As a fan of dystopian fiction in general, as well as having a strong interest in reproductive rights, I was instantly drawn to this novel’s blurb, and whilst the focus was not entirely on the population size as I had hoped, I nevertheless liked the book. Despite The Last City of America belonging to the science fiction genre, I found the inclusion of other, monster-creating viruses to be superfluous to the plot. Rather, it was the elements of post-Hephaestus everyday life that I was best able to relate to, such as Maggie’s childhood longing for menstruation as a sign of potential motherhood, and Adam’s attempts to build community spirit in the face of poverty. I empathised with Angela as she proudly clung on to her reproductive autonomy, whilst Morgan’s guilt at having taken desperate measures in the name of a better future was heartbreakingly described, albeit it in the author’s quite choppy style, which might not be to all readers’ tastes. The power struggles were all too real, and I found myself asking what could, and would, happen should such a single virus find its way into my own, real-life, society; at times I almost had to remind myself that this is a work of fiction.

On the other hand, these moments of total indulgence were easily broken by the frequent changes in focus from character to character.

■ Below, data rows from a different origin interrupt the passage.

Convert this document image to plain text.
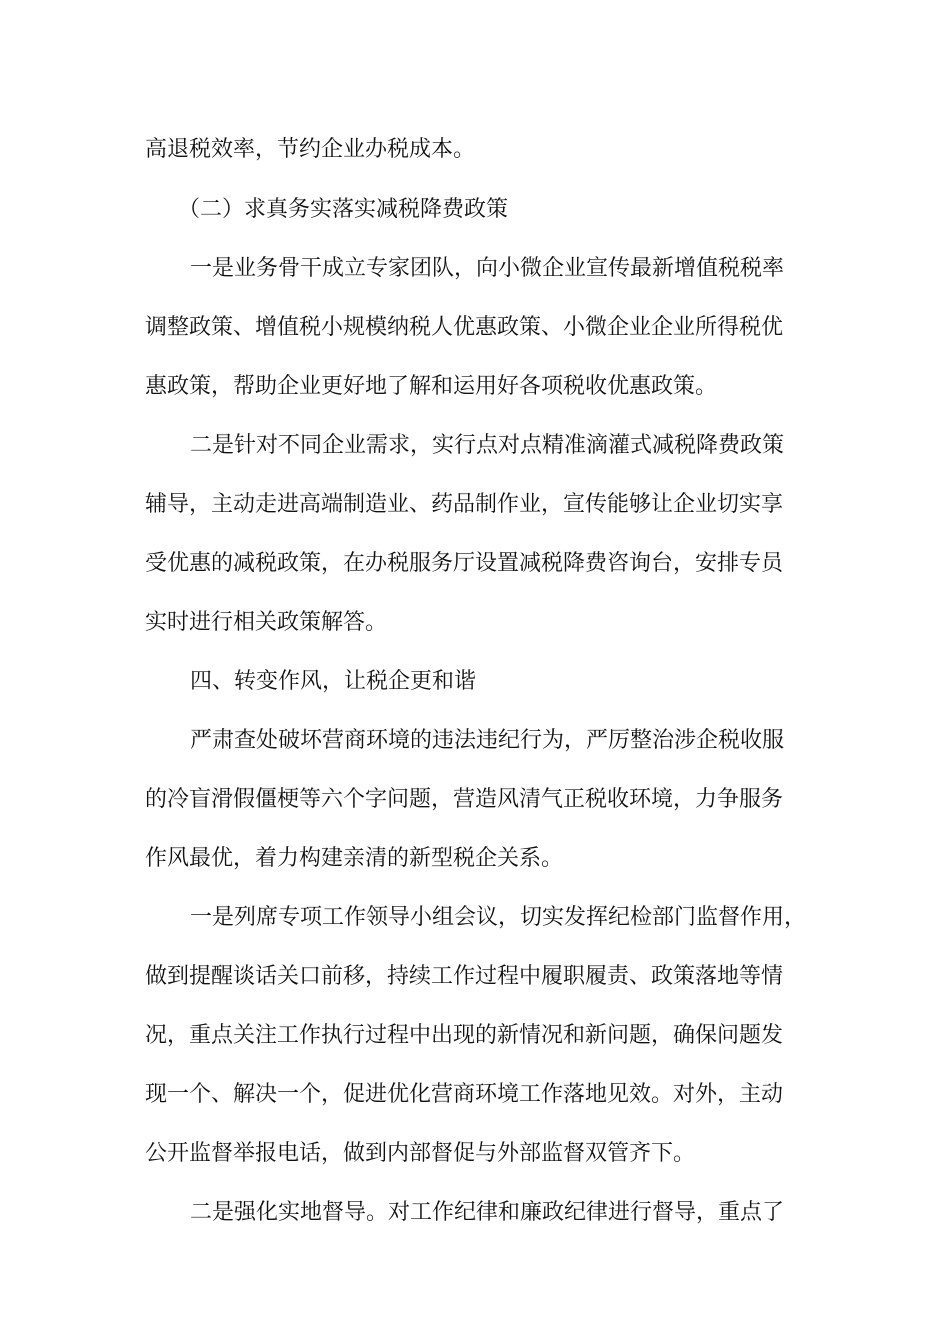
高退税效率，节约企业办税成本。
（二）求真务实落实减税降费政策
一是业务骨干成立专家团队，向小微企业宣传最新增值税税率
调整政策、增值税小规模纳税人优惠政策、小微企业企业所得税优
惠政策，帮助企业更好地了解和运用好各项税收优惠政策。
二是针对不同企业需求，实行点对点精准滴灌式减税降费政策
辅导，主动走进高端制造业、药品制作业，宣传能够让企业切实享
受优惠的减税政策，在办税服务厅设置减税降费咨询台，安排专员
实时进行相关政策解答。
四、转变作风，让税企更和谐
严肃查处破坏营商环境的违法违纪行为，严厉整治涉企税收服
的冷盲滑假僵梗等六个字问题，营造风清气正税收环境，力争服务
作风最优，着力构建亲清的新型税企关系。
一是列席专项工作领导小组会议，切实发挥纪检部门监督作用，
做到提醒谈话关口前移，持续工作过程中履职履责、政策落地等情
况，重点关注工作执行过程中出现的新情况和新问题，确保问题发
现一个、解决一个，促进优化营商环境工作落地见效。对外，主动
公开监督举报电话，做到内部督促与外部监督双管齐下。
二是强化实地督导。对工作纪律和廉政纪律进行督导，重点了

Tysz opted not to divide the novel into chapters, but to dedicate one to four pages at a time to the story of one character, and whilst this had the positive effect of demonstrating that inter-connected problems were facing those of every status in every city, it did break the flow of the narrative. When reading a digital copy, it was difficult to resist using the search function to find a name and jump ahead to the next part of a specific storyline. The switch from first to third person narratives was at times a little frustrating too, but mainly because I am a fan of consistency of this type. Overall, I am inclined to say that too many characters were introduced too quickly; I sometimes had to scroll back to refresh my memory as to who exactly was who, and due to the sheer amount of personalities involved there are a few smaller sub-plots which were not completely concluded by the end of the book. Amongst others, readers meet politicians, anarchists who resisted relocation to the seven cities, students, soldiers, scientists, a hospital administrator, a psychic and even a wizard, all of whom are described in a captivating manner, yet there are just too many names to remember and too much to cover in what is already a very long book.

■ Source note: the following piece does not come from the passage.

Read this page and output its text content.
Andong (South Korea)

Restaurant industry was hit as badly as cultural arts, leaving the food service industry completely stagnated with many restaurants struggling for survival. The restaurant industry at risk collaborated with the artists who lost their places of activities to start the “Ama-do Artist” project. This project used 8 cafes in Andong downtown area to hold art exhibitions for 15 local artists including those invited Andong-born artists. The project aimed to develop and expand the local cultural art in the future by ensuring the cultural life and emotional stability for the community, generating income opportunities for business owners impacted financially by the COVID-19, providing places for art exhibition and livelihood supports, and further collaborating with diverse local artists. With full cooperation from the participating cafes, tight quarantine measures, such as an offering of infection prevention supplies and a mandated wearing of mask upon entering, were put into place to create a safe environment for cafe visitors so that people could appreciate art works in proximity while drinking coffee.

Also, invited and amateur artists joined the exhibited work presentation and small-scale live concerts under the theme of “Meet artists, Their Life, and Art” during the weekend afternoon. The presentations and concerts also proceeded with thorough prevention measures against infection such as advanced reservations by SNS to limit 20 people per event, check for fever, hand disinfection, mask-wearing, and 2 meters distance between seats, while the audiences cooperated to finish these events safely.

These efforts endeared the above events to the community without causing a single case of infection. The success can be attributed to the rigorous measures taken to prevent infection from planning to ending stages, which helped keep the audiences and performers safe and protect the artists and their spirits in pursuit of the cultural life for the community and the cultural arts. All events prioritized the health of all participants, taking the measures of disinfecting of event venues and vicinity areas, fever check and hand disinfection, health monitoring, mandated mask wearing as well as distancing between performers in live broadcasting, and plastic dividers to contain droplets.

As stated above, the writing style is short and choppy, with lots of sentence fragments, although as much of the text is either dialogue or the thought processes of characters, I am inclined to be quite forgiving of this. The author portrays intense emotions as characters both question their own moral compasses and express extreme anger, and in my experience, there are very few people who speak of think in full, coherent sentences under such conditions. For this reason, I did not find the profanities problematic either, given that these occurred within descriptions of, or reactions to, extreme torture, whilst the references to sex and graphic descriptions of violence both furthered the plot rather than adding only sensationalism.

The Last City of America
is a story of a war in which the human aims, emotions and personal struggles are very visible. Tysz paints a believable picture of how such a devastated country could look, and the problems and drastic measures which could very likely arise as a result of a virus like Hephaestus, and I was compelled to read on, albeit sometimes in the wrong order! I recommend the book to fans of dystopian and post-apocalyptic novels set on Earth, who are not averse to both romantic and violent aspects playing a large role in such a story, and who are of high school age and above. Furthermore, I suggest that it is beneficial to read the book over a short time span, in order to keep track of the large cast of characters efficiently.

I rate this book 3 out of 4 stars, deducting one star as I feel that some sub-plots could have been omitted to avoid the issue of loose ends; Hephaestus alone is devastating enough to inspire the main storyline.